ÇHD'li avukatlar için imza kampanyası başlatıldı
Savunmaya Özgürlük Koordinasyonu, “adil yargılanma hakkı” talebiyle ölüm orucunda olan avukatlar Aytaç Ünsal ve Ebru Timtik için imza kampanyası başlattı.
5 Şubat 2020 tarihinde adil yargılanma hakkı için başlattıkları açlık grevi eylemlerini 5 Nisan’da ölüm orucuna dönüştüren Av. Aytaç Ünsal ve Av. Ebru Timtik için Savunmaya Özgürlük Koordinasyonu bir imza kampanyası başlattı.
Koordinasyonun yaptığı açıklamada, “Yaşatmanın hepimizin sorumluluğu olduğunun altını çizerek, demokratik bir devletin özü ve gereği olan adil yargılanma hakkının tüm yurttaşlar için güvence altına alınması ve ÇHD’li avukatların adil yargılanabilecekleri koşulların sağlanması konusunda Yargıtay ve Adalet Bakanlığı başta olmak üzere tüm yetkilileri derhal göreve çağırıyoruz” denildi.

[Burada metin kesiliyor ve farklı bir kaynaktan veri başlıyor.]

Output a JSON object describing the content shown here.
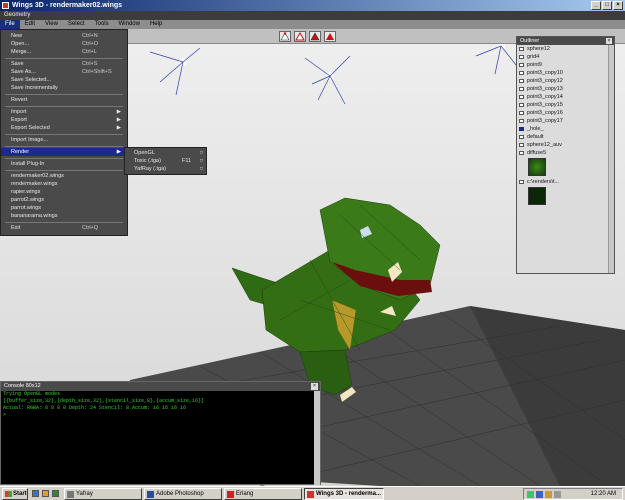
{
  "window": {
    "title": "Wings 3D - rendermaker02.wings",
    "panel_title": "Geometry",
    "controls": {
      "minimize": "_",
      "maximize": "□",
      "close": "×"
    }
  },
  "menubar": {
    "items": [
      {
        "label": "File"
      },
      {
        "label": "Edit"
      },
      {
        "label": "View"
      },
      {
        "label": "Select"
      },
      {
        "label": "Tools"
      },
      {
        "label": "Window"
      },
      {
        "label": "Help"
      }
    ]
  },
  "toolbar": {
    "modes": [
      "vertex-mode",
      "edge-mode",
      "face-mode",
      "body-mode"
    ],
    "accent_color": "#cc1111"
  },
  "file_menu": {
    "groups": [
      [
        {
          "label": "New",
          "shortcut": "Ctrl+N"
        },
        {
          "label": "Open...",
          "shortcut": "Ctrl+O"
        },
        {
          "label": "Merge...",
          "shortcut": "Ctrl+L"
        }
      ],
      [
        {
          "label": "Save",
          "shortcut": "Ctrl+S"
        },
        {
          "label": "Save As...",
          "shortcut": "Ctrl+Shift+S"
        },
        {
          "label": "Save Selected...",
          "shortcut": ""
        },
        {
          "label": "Save Incrementally",
          "shortcut": ""
        }
      ],
      [
        {
          "label": "Revert",
          "shortcut": ""
        }
      ],
      [
        {
          "label": "Import",
          "shortcut": "",
          "arrow": "▶"
        },
        {
          "label": "Export",
          "shortcut": "",
          "arrow": "▶"
        },
        {
          "label": "Export Selected",
          "shortcut": "",
          "arrow": "▶"
        }
      ],
      [
        {
          "label": "Import Image...",
          "shortcut": ""
        }
      ],
      [
        {
          "label": "Render",
          "shortcut": "",
          "arrow": "▶",
          "highlighted": true
        }
      ],
      [
        {
          "label": "Install Plug-In",
          "shortcut": ""
        }
      ],
      [
        {
          "label": "rendermaker02.wings",
          "shortcut": ""
        },
        {
          "label": "rendermaker.wings",
          "shortcut": ""
        },
        {
          "label": "rapier.wings",
          "shortcut": ""
        },
        {
          "label": "parrot2.wings",
          "shortcut": ""
        },
        {
          "label": "parrot.wings",
          "shortcut": ""
        },
        {
          "label": "bananarama.wings",
          "shortcut": ""
        }
      ],
      [
        {
          "label": "Exit",
          "shortcut": "Ctrl+Q"
        }
      ]
    ]
  },
  "render_submenu": {
    "items": [
      {
        "label": "OpenGL",
        "shortcut": "",
        "option": "□"
      },
      {
        "label": "Toxic (.tga)",
        "shortcut": "F11",
        "option": "□"
      },
      {
        "label": "YafRay (.tga)",
        "shortcut": "",
        "option": "□"
      }
    ]
  },
  "outliner": {
    "title": "Outliner",
    "close": "×",
    "items": [
      {
        "label": "sphere12"
      },
      {
        "label": "grid4"
      },
      {
        "label": "point9"
      },
      {
        "label": "point3_copy10"
      },
      {
        "label": "point3_copy12"
      },
      {
        "label": "point3_copy13"
      },
      {
        "label": "point3_copy14"
      },
      {
        "label": "point3_copy15"
      },
      {
        "label": "point3_copy16"
      },
      {
        "label": "point3_copy17"
      },
      {
        "label": "_hole_",
        "selected": true
      },
      {
        "label": "default"
      },
      {
        "label": "sphere12_auv"
      },
      {
        "label": "diffuse5"
      },
      {
        "label": "c:\\renders\\t..."
      }
    ]
  },
  "console": {
    "title": "Console 80x12",
    "close": "×",
    "lines": [
      "Trying OpenGL modes",
      "  [{buffer_size,32},{depth_size,32},{stencil_size,8},{accum_size,16}]",
      "Actual: RGBA: 8 8 8 0 Depth: 24 Stencil: 8 Accum: 16 16 16 16",
      ">"
    ]
  },
  "taskbar": {
    "start_label": "Start",
    "tasks": [
      {
        "label": "Yafray",
        "active": false
      },
      {
        "label": "Adobe Photoshop",
        "active": false
      },
      {
        "label": "Erlang",
        "active": false
      },
      {
        "label": "Wings 3D - renderma...",
        "active": true
      }
    ],
    "clock": "12:20 AM"
  }
}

Çağdaş Hukukçular Derneği (ÇHD) ve Halkın Hukuk Bürosu (HHB) üyesi 20 avukat hakkında “Terör örgütü üyeliği” ve “Silahlı terör örgütü yöneticiliği” suçlamasıyla açılan davada yerel mahkeme sanık avukatlara 150 yılı aşkın ceza vermişti.
Avukat Ebru Timtik’e “Silahlı terör örgütü üyeliği” suçlamasıyla 13.5 yıl, avukat Aytaç Ünsal’a ise 10.5 yıl hapis cezası verilmişti. İstinafta onanan dosya şu an Yargıtay’da. Adalet talebiyle uzun süredir açlık grevinde olan avukatlar Timtik ve Ünsal ise 5 Nisan Avukatlar Günü’nde eylemlerini ölüm orucuna çevirdi.
Savunmaya Özgürlük Koordinasyonu’ndan yapılan açıklamada şu ifadelere yer verildi:
“Av. Aytaç Ünsal ve Av. Ebru Timtik 5 Şubat 2020 tarihinde adil yargılanma hakkı için başlattıkları açlık grevi eylemlerini, 05.04.2020 tarihi itibariyle ölüm orucuna dönüştürdüler. Sağlıkları ve yaşamları için endişeliyiz.
Kamuoyunun da bildiği üzere, ÇHD üyesi 18 avukata, adil yargılamaya ilişkin tüm usul güvenceleri, savunma hakkı ihlal edilerek, toplamda 159 yıl hapis cezası verildi. Tahliye kararını veren yargıçlar kararlarını geri almaya zorlandı ve ardından davadan alındı. Sonraki atanan yargıçlar tarafından hızlıca verilen ve bizatihi avukatlık faaliyetinin suç sayıldığı bu karar, bugün hala Yargıtay önünde beklemektedir. Bu metne imza atanlar olarak, mevcut durumda Türkiye’de hakim olan siyasallaşmış yargı pratiğinden endişe duyuyoruz.
Yaşatmanın hepimizin sorumluluğu olduğunun altını çizerek, demokratik bir devletin özü ve gereği olan adil yargılanma hakkının tüm yurttaşlar için güvence altına alınması ve ÇHD’li avukatların adil yargılanabilecekleri koşulların sağlanması konusunda Yargıtay ve Adalet Bakanlığı başta olmak üzere tüm yetkilileri derhal göreve çağırıyoruz!”